A Sedução consiste em uma das técnicas mais intensas usadas pelo Dominador-sedutor, com o objetivo de despertar no Seduzido uma espécie de fascinação e encantamento, fazendo com que o Dominado veja o Dominador como o “objeto” mais almejado e incrível que alguém poderia ter. Promete-se, “ (…) uma completude paradisíaca, que em pouco tempo se revelará como não mais do que ilusória e pelo contrário, se concretizará, como um emaranhado círculo vicioso de sucessivas decepções e renovadas ilusões (…)” (ZIMERMAN, 2003, p. 336 ).

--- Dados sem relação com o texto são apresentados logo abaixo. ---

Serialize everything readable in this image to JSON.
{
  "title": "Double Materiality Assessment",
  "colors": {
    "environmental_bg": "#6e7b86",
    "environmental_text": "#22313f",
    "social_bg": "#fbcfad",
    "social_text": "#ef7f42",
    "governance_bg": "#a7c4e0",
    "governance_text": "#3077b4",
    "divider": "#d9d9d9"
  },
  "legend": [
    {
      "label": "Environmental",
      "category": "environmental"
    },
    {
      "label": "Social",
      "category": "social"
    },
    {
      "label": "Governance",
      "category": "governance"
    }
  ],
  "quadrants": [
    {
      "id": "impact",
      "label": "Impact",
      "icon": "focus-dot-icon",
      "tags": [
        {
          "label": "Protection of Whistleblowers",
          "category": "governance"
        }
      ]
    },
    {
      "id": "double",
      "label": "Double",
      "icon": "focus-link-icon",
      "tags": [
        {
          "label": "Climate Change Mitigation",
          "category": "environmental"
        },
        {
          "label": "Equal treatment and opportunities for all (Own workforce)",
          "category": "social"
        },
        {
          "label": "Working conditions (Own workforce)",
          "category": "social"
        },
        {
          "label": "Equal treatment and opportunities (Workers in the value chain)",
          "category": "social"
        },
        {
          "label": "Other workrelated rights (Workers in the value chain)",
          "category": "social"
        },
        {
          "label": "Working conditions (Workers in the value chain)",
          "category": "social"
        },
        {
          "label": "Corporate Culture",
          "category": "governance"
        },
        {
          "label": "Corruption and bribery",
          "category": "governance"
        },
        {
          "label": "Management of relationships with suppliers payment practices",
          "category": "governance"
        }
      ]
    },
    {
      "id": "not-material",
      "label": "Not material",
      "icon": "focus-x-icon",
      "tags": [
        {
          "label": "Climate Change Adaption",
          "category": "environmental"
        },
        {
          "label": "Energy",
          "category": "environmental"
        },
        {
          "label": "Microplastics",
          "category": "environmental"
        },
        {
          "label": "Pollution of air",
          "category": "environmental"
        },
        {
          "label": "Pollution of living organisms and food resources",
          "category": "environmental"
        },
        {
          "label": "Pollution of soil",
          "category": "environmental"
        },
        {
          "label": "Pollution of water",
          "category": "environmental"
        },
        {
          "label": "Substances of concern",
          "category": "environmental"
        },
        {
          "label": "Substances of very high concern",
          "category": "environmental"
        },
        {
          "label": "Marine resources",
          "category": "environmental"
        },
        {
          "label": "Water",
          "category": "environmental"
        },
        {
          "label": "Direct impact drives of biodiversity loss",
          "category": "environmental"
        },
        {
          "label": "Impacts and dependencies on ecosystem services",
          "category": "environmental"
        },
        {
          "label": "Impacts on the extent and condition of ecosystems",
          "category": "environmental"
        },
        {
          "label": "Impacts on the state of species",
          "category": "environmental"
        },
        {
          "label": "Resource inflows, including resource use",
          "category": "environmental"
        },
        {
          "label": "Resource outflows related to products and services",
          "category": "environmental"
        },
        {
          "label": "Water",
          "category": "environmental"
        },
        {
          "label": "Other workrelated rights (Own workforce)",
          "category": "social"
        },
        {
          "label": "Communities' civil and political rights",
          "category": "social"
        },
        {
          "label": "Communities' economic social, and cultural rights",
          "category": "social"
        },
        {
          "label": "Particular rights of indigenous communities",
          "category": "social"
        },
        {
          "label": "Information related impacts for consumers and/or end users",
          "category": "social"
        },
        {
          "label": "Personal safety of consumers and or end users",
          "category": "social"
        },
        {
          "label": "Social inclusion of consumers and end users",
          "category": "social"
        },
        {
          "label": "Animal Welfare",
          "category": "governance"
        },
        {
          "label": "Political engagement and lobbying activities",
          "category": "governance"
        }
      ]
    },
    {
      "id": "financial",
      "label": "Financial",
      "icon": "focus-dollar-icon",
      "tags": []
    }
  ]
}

A última parte que caracteriza esse vínculo adoecido, chamada de Tantalizante, pode ser explicada no seguinte excerto, “ Aquele que tantaliza, isto é, que espicaça ou atormenta com alguma coisa que, apresentada à vista, excite o desejo de possuí-la, frustrando-se este desejo continuamente por se manter o objeto fora de alcance, à maneira do suplício de tântalo. ” (ZIMERMAN, 2003, p. 337). É necessário explicitar aqui, que a escolha desse termo provém do Mito Grego de Tântalo, no qual Tântalo, por ter roubado o manjar dos deuses, foi castigado por eles, sendo acorrentado imerso nas águas de  um lago, sem conseguir se alimentar e beber, uma vez que às águas do lago trazem a comida, no entanto Tântalo nunca consegue alcança-la, consistindo-se num sofrimento eterno.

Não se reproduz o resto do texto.